The official also said that one sticking point was over Obama’s health care law, with Republicans wanting to write in a repeal of the individual mandate, something that Obama believed was a “totally extraneous” issue and a “non-starter.”

Boehner’s characterization that the president was unwilling to budge on entitlements, however, did not seem to jive with the numbers released by both sides about changes Obama had put on the table for Medicare, Medicaid and Social Security. And an aide close to the “gang of six,” pushed back immediately on the Republican charge that the dynamics of the group had altered the conversation. “Boehner has been briefed on this from the start and knew what was coming on Tuesday and what to expect with the Gang,” the aide said, citing constant conversations between the Republican leader and close friend Sen. Saxby Chambliss (R-Ga.) since April.

Boehner had been working since last week with the Obama administration, beginning with a meeting last Friday with Treasury Secretary Timothy Geithner and White House Chief of Staff William Daley, to close in on a “grand bargain” worth $3 trillion to $3.5 trillion, GOP aides said.

GOP aides said that Boehner and the White House were settling on a tax reform revenue ceiling of $36.2 trillion over 10 years, with agreement on principals attached to the reform in the individual side in three rates, with the top rate being less than it was in 2011. The aides indicated that the White House then wanted a “higher revenue target, not a ceiling” after Tuesday’s unveiling of the bipartisan gang of six plan, which included higher revenues than being negotiated and had been garnering GOP support.

Another sticking point had been the trigger to raise the debt ceiling for a second time, as the framework being negotiated was a “two-step process” that would extend the debt ceiling through February or March, leaving “requisite time” for committees to work on legislation to generate more deficit reduction, according to the aides. The first step would have raised the limit, imposed discretionary caps and installed a reconciliation-like process between the two chambers. Republican aides say Obama did not want the second date alone to be the “default position” trigger, so both sides sought to create an “equal political position.”

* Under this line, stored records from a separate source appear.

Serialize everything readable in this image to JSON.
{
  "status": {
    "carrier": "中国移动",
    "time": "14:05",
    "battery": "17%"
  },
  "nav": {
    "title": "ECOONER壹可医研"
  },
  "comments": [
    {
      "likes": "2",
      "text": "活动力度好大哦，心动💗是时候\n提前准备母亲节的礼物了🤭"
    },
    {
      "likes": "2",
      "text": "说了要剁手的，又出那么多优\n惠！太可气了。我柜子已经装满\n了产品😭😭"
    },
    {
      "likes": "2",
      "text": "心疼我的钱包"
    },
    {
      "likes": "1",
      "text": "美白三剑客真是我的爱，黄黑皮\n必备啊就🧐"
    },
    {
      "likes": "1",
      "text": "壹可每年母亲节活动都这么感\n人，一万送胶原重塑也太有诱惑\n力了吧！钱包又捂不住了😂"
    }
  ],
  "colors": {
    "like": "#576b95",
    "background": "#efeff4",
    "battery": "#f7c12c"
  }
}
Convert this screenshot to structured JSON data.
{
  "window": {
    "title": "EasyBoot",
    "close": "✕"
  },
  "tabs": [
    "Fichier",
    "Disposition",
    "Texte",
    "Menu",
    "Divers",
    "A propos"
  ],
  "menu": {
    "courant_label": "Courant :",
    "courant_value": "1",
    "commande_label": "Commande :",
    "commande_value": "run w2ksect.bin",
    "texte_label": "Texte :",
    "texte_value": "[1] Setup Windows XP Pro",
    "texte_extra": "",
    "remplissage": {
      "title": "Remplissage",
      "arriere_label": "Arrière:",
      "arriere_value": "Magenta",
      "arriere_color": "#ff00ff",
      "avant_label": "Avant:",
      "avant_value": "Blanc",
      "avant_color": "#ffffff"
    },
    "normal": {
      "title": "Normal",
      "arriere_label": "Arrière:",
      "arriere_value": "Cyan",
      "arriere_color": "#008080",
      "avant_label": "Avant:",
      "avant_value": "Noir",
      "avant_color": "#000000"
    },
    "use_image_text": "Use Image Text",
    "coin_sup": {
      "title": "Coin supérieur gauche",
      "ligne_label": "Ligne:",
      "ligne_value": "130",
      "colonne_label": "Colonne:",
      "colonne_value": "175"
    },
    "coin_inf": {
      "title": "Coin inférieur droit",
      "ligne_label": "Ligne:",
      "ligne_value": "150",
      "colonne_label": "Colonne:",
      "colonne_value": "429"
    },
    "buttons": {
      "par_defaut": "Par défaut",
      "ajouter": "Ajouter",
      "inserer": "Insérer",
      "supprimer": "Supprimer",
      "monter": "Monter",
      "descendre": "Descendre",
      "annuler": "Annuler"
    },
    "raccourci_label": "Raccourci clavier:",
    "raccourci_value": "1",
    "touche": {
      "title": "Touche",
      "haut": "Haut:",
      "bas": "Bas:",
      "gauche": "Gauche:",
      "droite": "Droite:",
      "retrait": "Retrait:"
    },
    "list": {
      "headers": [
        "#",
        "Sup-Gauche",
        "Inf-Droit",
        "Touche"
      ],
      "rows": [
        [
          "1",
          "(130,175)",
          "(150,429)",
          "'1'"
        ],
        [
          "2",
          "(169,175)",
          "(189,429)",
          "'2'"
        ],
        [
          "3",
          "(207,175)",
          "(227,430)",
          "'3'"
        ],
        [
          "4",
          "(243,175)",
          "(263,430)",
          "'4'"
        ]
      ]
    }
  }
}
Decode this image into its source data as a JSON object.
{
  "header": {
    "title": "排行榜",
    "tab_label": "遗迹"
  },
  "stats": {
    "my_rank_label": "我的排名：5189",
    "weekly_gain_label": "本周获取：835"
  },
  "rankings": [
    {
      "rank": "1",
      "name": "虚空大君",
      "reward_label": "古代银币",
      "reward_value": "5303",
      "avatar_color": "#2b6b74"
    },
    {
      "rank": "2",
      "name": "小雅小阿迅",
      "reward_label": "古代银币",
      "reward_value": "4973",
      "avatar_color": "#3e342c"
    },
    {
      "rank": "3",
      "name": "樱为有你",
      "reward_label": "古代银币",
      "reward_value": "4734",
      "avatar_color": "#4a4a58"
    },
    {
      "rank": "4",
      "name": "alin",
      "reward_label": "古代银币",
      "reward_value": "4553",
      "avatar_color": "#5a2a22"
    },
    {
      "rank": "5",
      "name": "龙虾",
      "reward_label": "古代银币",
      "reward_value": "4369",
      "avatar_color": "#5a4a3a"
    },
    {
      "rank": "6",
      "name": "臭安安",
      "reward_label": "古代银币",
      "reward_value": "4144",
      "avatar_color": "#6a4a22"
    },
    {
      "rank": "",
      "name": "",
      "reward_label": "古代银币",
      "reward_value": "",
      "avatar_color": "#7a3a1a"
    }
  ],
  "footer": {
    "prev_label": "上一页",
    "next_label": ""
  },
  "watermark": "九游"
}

The Democrats would have gotten a de-coupling of the Bush Era tax cuts, making more permanent the breaks for the middle class and the Republicans asked for a repeal of the individual mandate provision in Obama’s health care law in the case that the two sides failed to hold up their end of the deficit reduction bargain in the future, aides said.

Now the Ohio Republican, still tethered by a conservative caucus with many Members unwilling to raise the debt limit under any circumstance, will begin work with McConnell and Reid to try to find an acceptable way to extend the nation’s credit. McConnell and Reid met in the Minority Leader’s office earlier Friday and have been working on a so-called Plan B for weeks in the event that a larger deal cannot be reached.

The Reid-McConnell framework would raise the debt ceiling in a series of three votes through the 2012 elections, ask the president to make suggestions for cuts and establish a joint commission to produce a report by the end of the calendar year on a larger plan to tackle the debt. House Republicans have expressed reservations that the plan cedes too much power to Obama by giving him the primary responsibility in raising the debt ceiling, and GOP leadership has been quietly meeting for much of the week to work out options of their own. Meanwhile, Senators on both sides of the aisle have indicated an openness to move forward with the plan.

The Senate has adjourned for the weekend, but leaders could begin the process of bringing a bill to the floor as soon as it reopens, though House Republican aides would not say that they have the votes to move the Reid-McConnell framework through their chamber. House Democratic aides, however, seemed to indicate their bosses were lining up behind the deal.

In his brief session with reporters Friday night, Obama was asked if he was confident the group would strike a deal.

“Yes,” he said, because, “I cannot believe that Congress would end up being that irresponsible that they would not send a package that avoids a self-inflicted wound to the economy at a time when things are so difficult.”

Christina Bellantoni contributed to this report.